14 ____Sylvain.
SYLVAIN
Je ne suis vraiment pas du genre à me préoccuper des sentiments des autres. En général, ils m’importent peu. Mais quand les reproches, voire les compliments, viennent de Clara, ça me tourmente pendant des heures. Surtout que j’ai l’impression que cette fille réagit de manière totalement aléatoire. Je viens de la défendre, et pour toute récompense, j’ai le droit à un regard haineux. Je ne sais vraiment pas ce qu’elle pense de moi. Elle peut être aussi adorable que sèche. Clara a un caractère lunatique, je crois, mais ses sautes d’humeurs sont encore plus incontestables en ma présence.
Aaaah cette fille est vraiment trop excentrique, mais… pourquoi ça lui donne autant de charme ?
Je pousse la porte de la salle d’anglais, la prof se sursaute et fait volte-face comme si un psychopathe venait de faire irruption au beau milieu de son cours.
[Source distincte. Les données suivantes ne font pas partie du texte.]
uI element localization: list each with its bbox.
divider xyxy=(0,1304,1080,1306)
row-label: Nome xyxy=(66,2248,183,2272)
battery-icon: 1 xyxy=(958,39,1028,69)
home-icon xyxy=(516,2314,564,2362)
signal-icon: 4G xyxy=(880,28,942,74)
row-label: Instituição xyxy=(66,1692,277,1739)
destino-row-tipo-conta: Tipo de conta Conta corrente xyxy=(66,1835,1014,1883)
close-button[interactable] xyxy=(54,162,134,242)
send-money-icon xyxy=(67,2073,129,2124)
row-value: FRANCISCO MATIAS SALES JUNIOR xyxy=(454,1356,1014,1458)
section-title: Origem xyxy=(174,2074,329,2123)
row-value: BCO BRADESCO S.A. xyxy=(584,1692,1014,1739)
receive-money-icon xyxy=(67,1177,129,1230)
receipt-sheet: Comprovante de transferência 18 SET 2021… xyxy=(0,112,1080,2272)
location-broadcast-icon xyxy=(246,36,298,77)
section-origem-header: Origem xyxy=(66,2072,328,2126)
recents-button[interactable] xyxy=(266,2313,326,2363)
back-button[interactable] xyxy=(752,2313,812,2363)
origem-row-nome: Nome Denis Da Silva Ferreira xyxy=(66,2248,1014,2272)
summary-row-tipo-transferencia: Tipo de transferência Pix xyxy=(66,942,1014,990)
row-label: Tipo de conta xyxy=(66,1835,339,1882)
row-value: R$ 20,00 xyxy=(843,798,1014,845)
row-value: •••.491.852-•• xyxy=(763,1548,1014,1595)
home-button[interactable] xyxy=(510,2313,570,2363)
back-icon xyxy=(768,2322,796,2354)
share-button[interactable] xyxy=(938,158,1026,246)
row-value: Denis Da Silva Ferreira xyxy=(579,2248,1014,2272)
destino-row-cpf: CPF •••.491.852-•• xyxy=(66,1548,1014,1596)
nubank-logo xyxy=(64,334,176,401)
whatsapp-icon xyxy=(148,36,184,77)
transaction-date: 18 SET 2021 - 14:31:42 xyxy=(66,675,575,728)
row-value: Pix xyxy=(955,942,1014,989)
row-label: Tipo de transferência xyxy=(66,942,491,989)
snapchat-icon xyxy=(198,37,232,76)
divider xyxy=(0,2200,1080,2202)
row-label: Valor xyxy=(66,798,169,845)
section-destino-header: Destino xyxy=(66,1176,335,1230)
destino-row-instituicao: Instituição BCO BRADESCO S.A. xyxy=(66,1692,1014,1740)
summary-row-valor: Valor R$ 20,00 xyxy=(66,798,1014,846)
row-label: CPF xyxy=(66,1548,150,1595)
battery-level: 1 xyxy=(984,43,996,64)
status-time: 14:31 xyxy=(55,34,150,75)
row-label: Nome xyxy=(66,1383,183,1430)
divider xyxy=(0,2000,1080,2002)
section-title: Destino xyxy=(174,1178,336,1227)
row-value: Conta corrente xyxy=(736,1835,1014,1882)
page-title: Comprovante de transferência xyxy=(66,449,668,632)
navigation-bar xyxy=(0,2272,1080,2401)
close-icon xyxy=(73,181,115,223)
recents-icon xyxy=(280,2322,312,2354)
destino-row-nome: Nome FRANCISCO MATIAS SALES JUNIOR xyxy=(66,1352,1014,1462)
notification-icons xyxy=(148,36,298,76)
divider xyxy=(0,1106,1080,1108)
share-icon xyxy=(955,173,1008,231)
-Sylvain! Where were you? You could hit before entering!
Je n’ai strictement rien compris, et marmonne un simple “yes...” en guise de réponse, avant de prendre place aux côtés de Lucille, qui est en train de dessiner des chapeaux sur sa trousse. Elle se tourne vers moi, et me scrute de ses grands yeux noirs.
-Quoi ? je lui demande.
-Alors, il s’est passé quoi ?
-Bah euh écoute, rien… Je l’ai laissée avec Johanna.
-Quoi ?! Mais t’es vraiment con en fait.
-Ta gueule ?
-‘Fallait rester avec elle pauvre type !
-C’est elle qui m’a dit de remonter !
-Depuis quand t’écoutes ce qu’on te dit, toi, hein ? Je rêve. Je prétexte avoir de l’allemand à terminer pour vous laisser un peu seuls, c’est tellement rare, et toi tu fous rien.
-Attends attends, depuis quand t’essaies de m’arranger des coups avec Clara ?
-Sylvain tu sers à rien.
-SHUT UP ! s’exclame Mme Goulecq, ruinant mes tympans par la même occasion.
Je n’ai pas spécialement envie de continuer à m’engueler avec Lucille, ni de me prendre un mot, alors je me tais. Le cours est, comme de coutume, d’un ennui mortel. Les minutes s’étirent paresseusement, pendant que la prof nous décrit les habitudes culturelles des Néo-Zélandais. C’est sûr que c’est le genre de trucs qui nous sera vital pour réussir dans sa vie professionnelle, par la suite.
La sonnerie, synonyme de ma délivrance, retentit enfin. Je rassemble mes affaires dans mon vieux Eastpack, et, en compagnie de Johann et Lucille, part à la rencontre de Clara. Son entretien a été plus rapide que prévu, puisqu’elle est assise dans les escaliers. Avec Johanna.